To add to this, because of Jesus’ resurrection in the garden, we are guaranteed new life in Jesus forevermore. It is due to the fact that Jesus is alive that His promise of eternal life is secured (cf. John 3:15–16; 4:14; 5:24; 6:47, 54; 10:28; 17:2–3). If Jesus did not rise according to Paul in 1 Cor 15:17, we remain dead in our sins. The good news of the gospel is that Jesus is alive forevermore (cf. 1 Cor 15:20)
Furthermore, it is because of Jesus’ resurrection to life that we all will be raised as well, for those who believe in Jesus (cf. 1 Cor 15:23–24). In Jesus’ resurrection in the garden, we are guaranteed new physical life in Jesus forevermore. While in Adam, there was new life one time, through Jesus there is new life from what occurred in the garden millions of times over.

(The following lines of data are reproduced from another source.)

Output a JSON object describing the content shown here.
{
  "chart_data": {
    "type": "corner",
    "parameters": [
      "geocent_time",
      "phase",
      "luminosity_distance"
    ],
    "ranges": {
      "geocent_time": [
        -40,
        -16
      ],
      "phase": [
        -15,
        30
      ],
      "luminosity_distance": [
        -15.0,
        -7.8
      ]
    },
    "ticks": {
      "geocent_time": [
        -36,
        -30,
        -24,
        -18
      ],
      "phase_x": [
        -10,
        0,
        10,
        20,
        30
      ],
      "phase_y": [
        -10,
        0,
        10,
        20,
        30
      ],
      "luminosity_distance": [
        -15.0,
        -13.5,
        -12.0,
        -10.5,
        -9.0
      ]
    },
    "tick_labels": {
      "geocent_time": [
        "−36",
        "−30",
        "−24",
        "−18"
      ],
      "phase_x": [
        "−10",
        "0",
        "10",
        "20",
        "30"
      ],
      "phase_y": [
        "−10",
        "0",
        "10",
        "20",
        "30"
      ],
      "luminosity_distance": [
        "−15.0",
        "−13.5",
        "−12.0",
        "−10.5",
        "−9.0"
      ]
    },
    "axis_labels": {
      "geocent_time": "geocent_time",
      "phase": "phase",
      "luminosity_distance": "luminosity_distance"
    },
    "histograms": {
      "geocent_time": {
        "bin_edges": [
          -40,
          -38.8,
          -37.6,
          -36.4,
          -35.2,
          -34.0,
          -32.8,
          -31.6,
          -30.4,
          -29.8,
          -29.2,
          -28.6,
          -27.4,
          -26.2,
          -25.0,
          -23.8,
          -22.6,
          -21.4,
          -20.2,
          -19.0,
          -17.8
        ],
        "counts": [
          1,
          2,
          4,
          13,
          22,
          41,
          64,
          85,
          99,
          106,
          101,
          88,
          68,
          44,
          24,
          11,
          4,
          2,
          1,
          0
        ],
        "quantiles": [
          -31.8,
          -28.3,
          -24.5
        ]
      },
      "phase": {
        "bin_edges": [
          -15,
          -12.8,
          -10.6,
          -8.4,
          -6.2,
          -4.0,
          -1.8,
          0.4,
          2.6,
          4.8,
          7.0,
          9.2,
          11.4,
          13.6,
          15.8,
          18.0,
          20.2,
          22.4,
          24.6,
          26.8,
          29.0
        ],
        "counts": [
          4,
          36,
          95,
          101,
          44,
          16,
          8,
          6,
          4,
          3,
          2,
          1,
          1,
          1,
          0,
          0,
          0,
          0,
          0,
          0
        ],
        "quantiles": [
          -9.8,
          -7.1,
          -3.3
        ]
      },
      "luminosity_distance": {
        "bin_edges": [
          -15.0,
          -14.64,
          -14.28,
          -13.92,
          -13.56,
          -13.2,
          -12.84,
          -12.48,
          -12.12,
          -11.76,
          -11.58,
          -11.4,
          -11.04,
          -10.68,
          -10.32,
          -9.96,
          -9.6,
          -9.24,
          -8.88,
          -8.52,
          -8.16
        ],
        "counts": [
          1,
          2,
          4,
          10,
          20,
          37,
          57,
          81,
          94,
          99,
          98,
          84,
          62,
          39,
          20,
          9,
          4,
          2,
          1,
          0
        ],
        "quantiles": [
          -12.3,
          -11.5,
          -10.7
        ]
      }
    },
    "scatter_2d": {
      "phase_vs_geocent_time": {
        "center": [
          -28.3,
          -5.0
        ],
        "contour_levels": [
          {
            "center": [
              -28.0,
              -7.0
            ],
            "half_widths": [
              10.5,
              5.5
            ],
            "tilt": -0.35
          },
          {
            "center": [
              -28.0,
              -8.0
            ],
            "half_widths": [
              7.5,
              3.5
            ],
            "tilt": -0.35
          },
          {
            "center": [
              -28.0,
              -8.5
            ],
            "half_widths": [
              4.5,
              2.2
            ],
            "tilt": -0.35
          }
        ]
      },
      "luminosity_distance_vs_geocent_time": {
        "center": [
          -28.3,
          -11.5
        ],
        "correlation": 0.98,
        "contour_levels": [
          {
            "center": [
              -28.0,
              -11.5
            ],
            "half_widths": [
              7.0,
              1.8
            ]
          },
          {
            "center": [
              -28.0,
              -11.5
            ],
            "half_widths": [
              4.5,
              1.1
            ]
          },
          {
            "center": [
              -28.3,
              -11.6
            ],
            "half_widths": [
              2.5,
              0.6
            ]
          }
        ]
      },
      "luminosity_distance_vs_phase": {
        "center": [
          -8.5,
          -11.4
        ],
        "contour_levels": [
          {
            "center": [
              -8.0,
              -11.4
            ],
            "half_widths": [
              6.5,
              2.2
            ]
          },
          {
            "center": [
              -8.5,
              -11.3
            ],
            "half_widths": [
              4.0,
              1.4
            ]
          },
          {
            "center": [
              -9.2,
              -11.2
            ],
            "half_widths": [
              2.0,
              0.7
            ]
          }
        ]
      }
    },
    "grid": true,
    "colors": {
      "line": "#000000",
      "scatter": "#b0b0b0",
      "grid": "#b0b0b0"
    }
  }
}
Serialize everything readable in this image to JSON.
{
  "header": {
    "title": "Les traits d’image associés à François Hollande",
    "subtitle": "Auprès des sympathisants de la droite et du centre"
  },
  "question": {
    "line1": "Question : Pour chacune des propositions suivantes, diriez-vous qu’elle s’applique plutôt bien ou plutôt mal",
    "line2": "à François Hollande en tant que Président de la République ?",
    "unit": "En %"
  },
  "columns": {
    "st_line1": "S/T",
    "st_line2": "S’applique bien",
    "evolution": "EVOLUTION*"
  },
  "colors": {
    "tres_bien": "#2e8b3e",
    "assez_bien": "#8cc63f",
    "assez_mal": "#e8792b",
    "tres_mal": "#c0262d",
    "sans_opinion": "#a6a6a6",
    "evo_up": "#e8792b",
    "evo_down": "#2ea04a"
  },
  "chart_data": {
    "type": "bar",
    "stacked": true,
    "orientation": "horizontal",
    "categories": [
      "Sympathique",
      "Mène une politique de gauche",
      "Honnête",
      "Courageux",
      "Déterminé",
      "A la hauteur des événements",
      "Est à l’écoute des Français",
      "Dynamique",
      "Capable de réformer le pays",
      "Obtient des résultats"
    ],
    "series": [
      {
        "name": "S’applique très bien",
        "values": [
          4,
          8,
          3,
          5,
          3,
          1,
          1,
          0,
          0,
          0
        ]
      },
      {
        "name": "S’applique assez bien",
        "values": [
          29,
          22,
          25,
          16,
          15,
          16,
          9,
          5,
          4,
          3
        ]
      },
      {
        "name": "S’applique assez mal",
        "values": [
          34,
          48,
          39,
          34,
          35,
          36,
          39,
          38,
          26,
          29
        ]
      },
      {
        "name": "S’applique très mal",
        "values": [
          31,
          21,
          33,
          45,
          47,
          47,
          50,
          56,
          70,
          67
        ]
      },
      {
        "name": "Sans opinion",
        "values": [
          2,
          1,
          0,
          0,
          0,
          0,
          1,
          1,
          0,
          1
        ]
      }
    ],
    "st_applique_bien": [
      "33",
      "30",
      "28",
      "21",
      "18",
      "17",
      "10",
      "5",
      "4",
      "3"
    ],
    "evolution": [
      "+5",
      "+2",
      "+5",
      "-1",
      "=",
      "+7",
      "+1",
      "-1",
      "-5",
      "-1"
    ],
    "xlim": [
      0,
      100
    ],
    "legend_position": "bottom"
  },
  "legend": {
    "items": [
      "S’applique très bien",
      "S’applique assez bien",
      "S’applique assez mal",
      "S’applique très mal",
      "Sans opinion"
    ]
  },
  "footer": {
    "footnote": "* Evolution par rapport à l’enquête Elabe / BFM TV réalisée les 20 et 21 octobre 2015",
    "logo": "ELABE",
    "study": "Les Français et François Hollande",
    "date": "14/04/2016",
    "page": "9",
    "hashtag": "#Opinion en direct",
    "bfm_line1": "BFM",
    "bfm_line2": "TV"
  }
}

The second observation was that Adam was God’s representative in the garden tasked with keeping it as a testing ground of faithfulness. In Jesus, His resurrection from the garden isn’t a testing ground for faithfulness, rather His resurrection is the proving ground of His faithfulness. Where Adam failed, Jesus did not. He was entirely faithful to the Father as Man’s representative, whereas Adam was not (cf. Rom 5:12–21). Jesus fulfilled the law (cf. Matt 5:17–18; Rom 10:4). He was without sin and perfectly righteous (cf. Matt 3:15; 2 Cor 5:21; Heb 4:15; 1 Pet 2:22). The resurrection was a confirmation from the Father of everything Jesus promised (cf. John 10:17–18; Gal 1:1). Jesus is the perfect representative for man, as He is perfect God and Man. Adam sinned and could not save us. Jesus did not sin and was the only One who could through His death and resurrection.
The resurrection shows us, to borrow the words of Matt Papa, “the true and better Adam come to save the hell-bound man, Christ the great and sure fulfillment of the law; in Him we stand.” Jesus rose as the successful representative of man on earth and will represent all of His people forevermore. What wonderful news that is!
I believe that Jesus’ placement in the garden is an intentional, providential, God-inspired, connection back to the garden of Eden (cf. 2 Tim 3:16–17). Jesus rises from the dead as the greater Adam who succeeded where Adam failed, and He will reign forevermore over His Edenic kingdom on earth as King of Kings and Lord of Lords. As we long for that day, I hope in this small, but significant detail toward the end of John you find solace and encouragement for your soul.